With 30 million dollars, this consortium aims to tackle tuberculosis
Thanks to a clever research method, progress is being made in the quest for better tuberculosis medications. Within an American consortium that received a 30 million dollars grant, Leiden researcher Rob van Wijk plays a significant role. ‘The next breakthrough in tuberculosis research will come much faster than the previous one.’
For decades, tuberculosis therapy remained the same: patients had to take a combination of four antibiotics for six months or longer. Adherence to this treatment is challenging, partly because tuberculosis is more prevalent in low- and middle-income countries. When patients miss part of their treatment, it can lead to resistant bacterial strains, which is a major problem. Globally, around ten million people contract tuberculosis each year, with approximately one and a half million dying from the disease.
Reducing treatment duration from six to four months
In 2021, an international research team succeeded in proving that a specific combination of antibiotics can swiftly eradicate the bacterium in four months. A former colleague of Leiden pharmacologist Rob van Wijk, Prof. Rada Savic from the University of California, San Francisco, was involved in this breakthrough. Van Wijk worked with her at this university until November. Now he is part of the consortium that Savic leads, called Preclinical Design and Clinical Translation of TB Regimens (PReDicTR), which was awarded 30.8 million dollars by the US National Institutes of Health (NIH) in early April.
A research cycle with three components
The research in the consortium is based on a cycle consisting of three parts, with Van Wijk leading one of them. The cycle starts with in vitro laboratory research to determine whether a substance can eliminate the tuberculosis mycobacterium. If this in vitro research shows promising results, the second step involves in vivo studies on infected animals. The third step, data science and modeling, is led by Van Wijk. ‘We integrate all data from the experiments to make predictions: which medications can cure as many patients as possible as quickly as possible?’

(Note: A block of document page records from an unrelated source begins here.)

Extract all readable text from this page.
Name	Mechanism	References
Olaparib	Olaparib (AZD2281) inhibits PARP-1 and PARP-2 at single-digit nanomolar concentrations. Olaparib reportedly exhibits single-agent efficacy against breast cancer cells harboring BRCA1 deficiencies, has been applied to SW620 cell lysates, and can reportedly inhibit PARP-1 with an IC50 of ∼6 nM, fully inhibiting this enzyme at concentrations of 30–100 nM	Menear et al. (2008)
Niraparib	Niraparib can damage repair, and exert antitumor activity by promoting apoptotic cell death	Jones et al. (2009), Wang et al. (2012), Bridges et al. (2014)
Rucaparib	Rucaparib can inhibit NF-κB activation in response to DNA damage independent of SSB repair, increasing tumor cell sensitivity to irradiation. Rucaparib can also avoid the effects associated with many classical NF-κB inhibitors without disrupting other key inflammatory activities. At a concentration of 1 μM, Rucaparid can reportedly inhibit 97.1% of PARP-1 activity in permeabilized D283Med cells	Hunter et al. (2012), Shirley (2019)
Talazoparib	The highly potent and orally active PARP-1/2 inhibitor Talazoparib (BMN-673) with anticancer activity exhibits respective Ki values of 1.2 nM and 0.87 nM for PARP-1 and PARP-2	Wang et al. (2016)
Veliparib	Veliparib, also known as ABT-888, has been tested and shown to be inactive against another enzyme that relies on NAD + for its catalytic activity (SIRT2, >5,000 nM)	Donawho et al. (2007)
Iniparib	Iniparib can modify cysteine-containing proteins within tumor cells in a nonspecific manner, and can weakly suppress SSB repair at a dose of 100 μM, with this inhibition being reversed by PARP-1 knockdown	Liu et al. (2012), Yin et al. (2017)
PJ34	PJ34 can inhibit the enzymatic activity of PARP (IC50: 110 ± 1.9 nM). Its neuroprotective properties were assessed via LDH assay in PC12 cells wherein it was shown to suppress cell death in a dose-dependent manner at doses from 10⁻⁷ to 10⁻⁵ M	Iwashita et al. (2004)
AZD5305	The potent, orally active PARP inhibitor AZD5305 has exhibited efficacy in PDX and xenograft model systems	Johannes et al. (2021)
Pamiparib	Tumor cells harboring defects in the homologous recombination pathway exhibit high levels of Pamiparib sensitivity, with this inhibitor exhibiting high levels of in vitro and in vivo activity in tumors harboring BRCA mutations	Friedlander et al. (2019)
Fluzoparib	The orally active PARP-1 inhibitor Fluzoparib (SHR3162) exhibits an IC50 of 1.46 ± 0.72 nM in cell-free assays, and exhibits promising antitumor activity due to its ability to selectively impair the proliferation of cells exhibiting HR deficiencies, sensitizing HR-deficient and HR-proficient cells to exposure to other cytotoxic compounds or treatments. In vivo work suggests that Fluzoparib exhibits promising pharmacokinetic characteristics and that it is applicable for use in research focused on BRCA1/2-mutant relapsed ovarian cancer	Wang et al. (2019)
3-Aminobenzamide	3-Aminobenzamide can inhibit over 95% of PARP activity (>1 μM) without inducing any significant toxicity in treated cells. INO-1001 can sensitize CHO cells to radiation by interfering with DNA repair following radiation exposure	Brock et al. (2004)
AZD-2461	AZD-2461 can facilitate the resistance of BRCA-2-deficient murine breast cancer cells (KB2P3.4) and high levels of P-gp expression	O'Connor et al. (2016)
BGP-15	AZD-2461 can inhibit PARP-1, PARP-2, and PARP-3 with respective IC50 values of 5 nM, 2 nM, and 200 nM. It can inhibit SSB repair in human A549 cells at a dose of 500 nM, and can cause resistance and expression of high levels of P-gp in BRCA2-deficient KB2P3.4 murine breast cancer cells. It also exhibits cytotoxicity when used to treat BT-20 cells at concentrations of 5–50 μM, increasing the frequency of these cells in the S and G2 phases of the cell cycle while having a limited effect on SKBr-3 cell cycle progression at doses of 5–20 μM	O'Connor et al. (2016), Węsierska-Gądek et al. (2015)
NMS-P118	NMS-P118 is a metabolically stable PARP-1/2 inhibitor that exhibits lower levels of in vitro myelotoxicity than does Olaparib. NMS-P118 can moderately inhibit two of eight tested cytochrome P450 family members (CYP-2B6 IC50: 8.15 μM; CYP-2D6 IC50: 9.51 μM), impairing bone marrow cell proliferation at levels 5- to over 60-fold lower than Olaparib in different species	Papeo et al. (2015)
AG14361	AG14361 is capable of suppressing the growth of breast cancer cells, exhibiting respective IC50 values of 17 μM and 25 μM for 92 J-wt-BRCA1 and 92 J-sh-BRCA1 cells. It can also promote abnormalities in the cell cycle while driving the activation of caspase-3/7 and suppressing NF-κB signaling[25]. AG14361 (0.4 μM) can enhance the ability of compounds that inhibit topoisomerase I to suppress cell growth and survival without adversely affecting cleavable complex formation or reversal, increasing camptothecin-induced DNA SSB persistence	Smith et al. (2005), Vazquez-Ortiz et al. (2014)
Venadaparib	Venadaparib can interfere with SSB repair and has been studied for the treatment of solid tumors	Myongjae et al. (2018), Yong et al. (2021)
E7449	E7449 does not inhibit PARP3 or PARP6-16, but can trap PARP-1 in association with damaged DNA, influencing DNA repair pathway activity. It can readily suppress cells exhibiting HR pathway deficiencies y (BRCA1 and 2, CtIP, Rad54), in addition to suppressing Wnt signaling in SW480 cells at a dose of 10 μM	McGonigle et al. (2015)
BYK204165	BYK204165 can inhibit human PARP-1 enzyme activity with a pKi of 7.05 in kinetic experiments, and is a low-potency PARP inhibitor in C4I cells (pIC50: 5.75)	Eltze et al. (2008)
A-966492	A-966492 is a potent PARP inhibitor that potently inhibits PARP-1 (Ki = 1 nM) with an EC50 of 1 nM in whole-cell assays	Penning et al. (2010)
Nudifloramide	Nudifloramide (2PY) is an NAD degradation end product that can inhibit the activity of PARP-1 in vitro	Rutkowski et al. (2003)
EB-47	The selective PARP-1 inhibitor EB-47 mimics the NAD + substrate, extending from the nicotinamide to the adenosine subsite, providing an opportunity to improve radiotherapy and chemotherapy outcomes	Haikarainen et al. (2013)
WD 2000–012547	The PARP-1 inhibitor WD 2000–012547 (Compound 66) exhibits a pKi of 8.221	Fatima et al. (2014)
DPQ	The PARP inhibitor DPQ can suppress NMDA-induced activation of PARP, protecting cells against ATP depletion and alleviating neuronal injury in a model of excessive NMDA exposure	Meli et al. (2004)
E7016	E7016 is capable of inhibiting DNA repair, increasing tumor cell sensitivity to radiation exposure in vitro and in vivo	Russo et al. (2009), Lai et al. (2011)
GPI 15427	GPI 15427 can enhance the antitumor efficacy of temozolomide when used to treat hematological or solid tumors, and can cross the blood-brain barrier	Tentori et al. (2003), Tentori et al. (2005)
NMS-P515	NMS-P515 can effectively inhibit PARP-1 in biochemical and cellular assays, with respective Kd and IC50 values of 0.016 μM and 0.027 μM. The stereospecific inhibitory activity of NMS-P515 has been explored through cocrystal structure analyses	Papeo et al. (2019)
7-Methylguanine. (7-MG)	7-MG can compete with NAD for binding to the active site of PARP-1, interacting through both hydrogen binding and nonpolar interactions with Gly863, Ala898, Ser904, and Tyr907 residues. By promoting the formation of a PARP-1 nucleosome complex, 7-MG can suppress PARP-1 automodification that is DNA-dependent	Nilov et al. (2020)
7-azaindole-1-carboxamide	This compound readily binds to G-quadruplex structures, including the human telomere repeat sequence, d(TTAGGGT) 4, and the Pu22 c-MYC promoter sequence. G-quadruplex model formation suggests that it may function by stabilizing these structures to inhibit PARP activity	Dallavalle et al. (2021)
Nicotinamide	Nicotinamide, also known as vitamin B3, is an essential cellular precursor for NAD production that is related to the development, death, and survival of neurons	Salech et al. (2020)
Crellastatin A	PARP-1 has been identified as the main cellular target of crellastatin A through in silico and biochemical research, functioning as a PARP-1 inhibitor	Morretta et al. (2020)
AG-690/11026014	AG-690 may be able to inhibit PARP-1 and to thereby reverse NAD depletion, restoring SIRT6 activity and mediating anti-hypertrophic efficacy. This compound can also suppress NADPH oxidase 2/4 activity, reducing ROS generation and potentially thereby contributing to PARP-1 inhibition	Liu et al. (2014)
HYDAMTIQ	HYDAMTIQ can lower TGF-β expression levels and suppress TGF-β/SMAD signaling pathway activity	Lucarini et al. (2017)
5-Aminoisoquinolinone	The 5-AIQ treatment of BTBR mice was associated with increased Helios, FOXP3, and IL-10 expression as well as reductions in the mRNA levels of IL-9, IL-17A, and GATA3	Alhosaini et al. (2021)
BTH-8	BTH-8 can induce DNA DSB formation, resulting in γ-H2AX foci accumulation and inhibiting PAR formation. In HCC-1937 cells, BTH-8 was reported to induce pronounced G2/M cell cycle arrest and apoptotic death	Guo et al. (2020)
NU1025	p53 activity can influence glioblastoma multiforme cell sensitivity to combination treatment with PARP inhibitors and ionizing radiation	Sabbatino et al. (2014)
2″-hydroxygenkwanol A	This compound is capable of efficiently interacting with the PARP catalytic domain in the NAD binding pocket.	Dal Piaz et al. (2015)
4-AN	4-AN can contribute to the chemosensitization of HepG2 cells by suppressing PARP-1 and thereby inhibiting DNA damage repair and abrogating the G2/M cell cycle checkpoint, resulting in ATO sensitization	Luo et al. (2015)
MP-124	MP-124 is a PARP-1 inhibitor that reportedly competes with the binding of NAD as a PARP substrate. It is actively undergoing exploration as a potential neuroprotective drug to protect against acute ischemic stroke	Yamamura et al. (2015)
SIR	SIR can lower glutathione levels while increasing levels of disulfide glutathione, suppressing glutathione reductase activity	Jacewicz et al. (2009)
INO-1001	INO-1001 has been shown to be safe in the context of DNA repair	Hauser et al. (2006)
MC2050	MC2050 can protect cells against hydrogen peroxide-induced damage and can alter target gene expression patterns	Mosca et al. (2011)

The treatment always involves a combination of antibiotics. ‘Tuberculosis is a heterogeneous disease that affects different parts of the body. That's why you need a combination of medications.’ Van Wijk and his team of modelers use algorithms trained with existing data from previous research. ‘These models increasingly understand how to translate results from cells or animals into results in humans. Based on new findings, they predict which combination at which dosage will yield optimal results in humans and how fast. This accelerates in vitro and in vivo researchers arriving at an optimal combination, which can then be tested in patients.’ The latter occurs outside the consortium.
Special focus on medication for children
Van Wijk essentially translates numerous lab results into predictions. His field is called translational immuno-pharmacology. ‘We also specifically examine the treatment of children, who often receive the same treatment as adults. However, children are not just small adults; the course of the disease is different. Additionally, their processes of drug absorption and elimination are still developing, so a certain dosage of medication can have very different effects.’ Van Wijk's predictive models and those of his colleagues can take this into account.
Moving towards a three- or two-month treatment duration
According to Van Wijk, the new treatment from 2021, lasting four months instead of six, is slowly being integrated into the global tuberculosis treatment. ‘This discovery has been decades in the making. Ultimately, it came about through a research cycle similar to the one we're using now.’ The goal now is to reduce the duration from four months to three or even two. ‘Hopefully, this breakthrough will come much faster than the previous one.’
Passionate researchers, focused on collaboration
The scale of tuberculosis research cannot be compared to that of cancer or diabetes research, says Van Wijk. ‘In The Netherlands, it's almost a forgotten disease.’ However, tuberculosis researchersare highly driven and focused on collaboration, Van Wijk notes. ‘I believe that people who are less fortunate in where they were born are also entitled to a healthy life. That's why I think it's important to work on this disease.’
In Leiden, researchers from four institutes work on TB. They form the Leiden Interdisciplinary Tuberculosis Consortium (LiTBC) and meet monthly.